While the CSA observed the new and exciting opportunities available to new businesses to raise capital, its notice seems equally concerned by pertinent issues including investor protection, volatility, transparency, valuation, custody and liquidity, and regulation. The agency has also raised the important matter that a lack of understanding on the investors’ side may also lead to painful financial consequences. It has reviewed numerous token sales that have already taken place and concluded that because many of the tokens sold were investment contracts, they would be classed as securities. Going forward, the CSA has also provided a test to determine whether a new token offering is indeed an investment contract – namely, does it involve:

“- An investment of money
– In a common enterprise
– With the expectation of profit
– To come significantly from the efforts of others”

It is clear from the CSA’s pronouncements that it aims to encourage innovation, whilst at the same time ensuring that investor protection is appropriately applied. Clearly, if both these pillars are satisfied then token sales will mature in a desirable fashion for all parties concerned.

China, meanwhile, has also made some steady progress as far as its regulation of token sales concerned. A draft of regulations concerning illegal financing was recently released by the Legislative Affairs Office of the State Council, the executive Branch of the Chinese government. And now Beijing wants to determine whether those rules could be used to help the token sales space root out illegal scammers. Indeed, the draft identifies cryptocurrency-based funding, among numerous methods, as a potential target for investigation.

Some of the solutions for keeping scams at bay, moreover, are coming from inside the token sales community, which is encouraging to see. Take Aimwise as an example. The Chinese blockchain start-up is aiming to develop a platform that will enable companies to launch their own token sale events. The platform will also purportedly be accompanied by an incubation system that will be established in order to facilitate online discussion and market research of those intending to conduct a token offering. The incubator, it is hoped, will provide a community-driven sense trust and authentication to those companies that are deemed legitimate. Clearly, if such projects carry out their business in accordance with their stated aims, it will greatly help investors seeking to support valid projects. Last week, Aimwise announced that it will be holding its own token sale in September.

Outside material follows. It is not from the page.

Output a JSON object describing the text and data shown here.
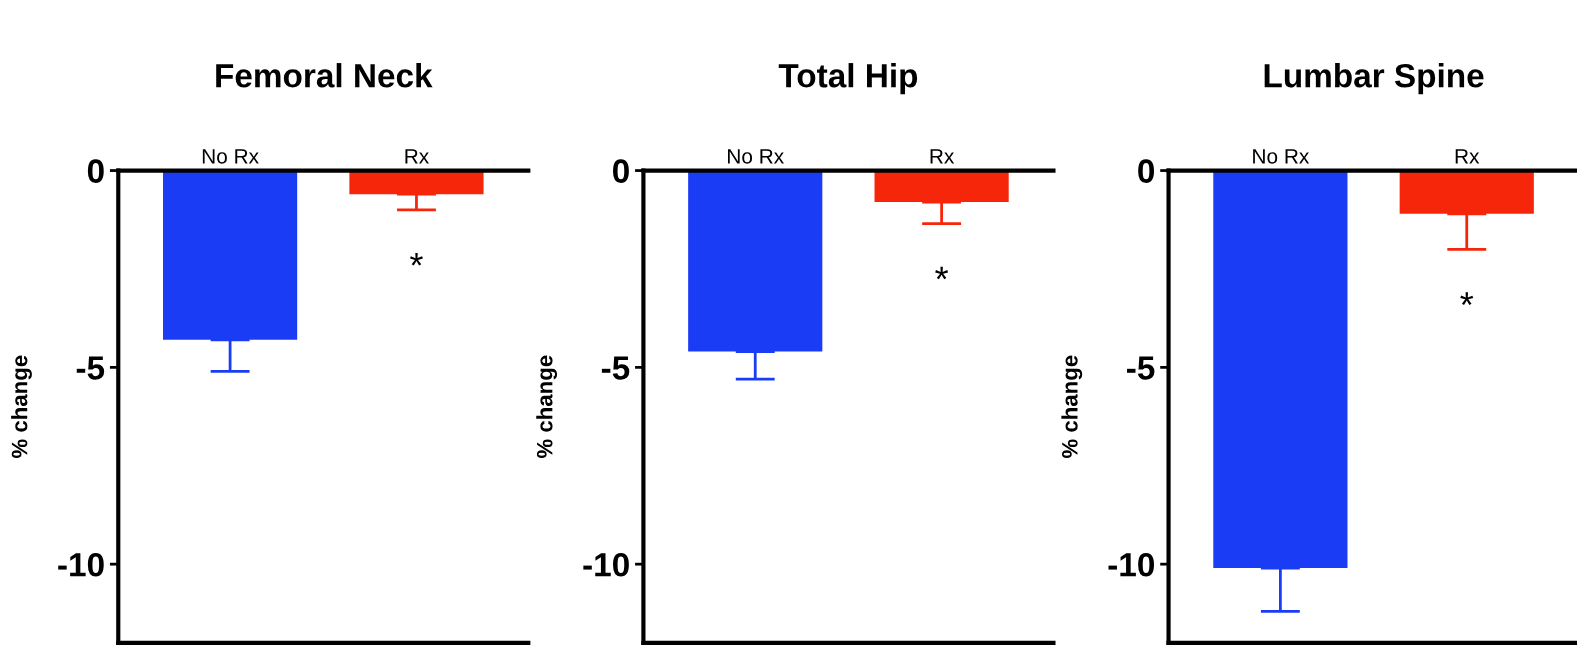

In this week’s market review, we highlight the possibility of Estonia introducing the “Estcoin”, a nationally backed digital currency which the government may integrate with its country-wide digital identification programme. There also appears to be reports suggesting that EstCoin could be managed by Estonia, but accessed by anyone in the world through the country’s e-Residency programme and launched through a government-backed token sale. Managing Director of the e-residency programme Kaspar Korjus believes Estonia is well-positioned to capitalise on the fast-growing token sale space thanks to the nation’s well-developed digital infrastructure. According to Korjus, “No other country has come close to developing both the technology and the legal frameworks that would enable them to introduce and securely manage tradable crypto assets globally.”

And Ethereum co-founder Vitalik Buterin has even weighed in on the proposition, asserting that a token sale within the e-Residency ecosystem “would create a strong incentive alignment between e-residents and this fund, and beyond the economic aspect makes the e-residents feel like more of a community since there are more things they can do together”. Clearly, a government-backed token sale is major development for the market, and would be a huge boost for the reputational aspects of the industry.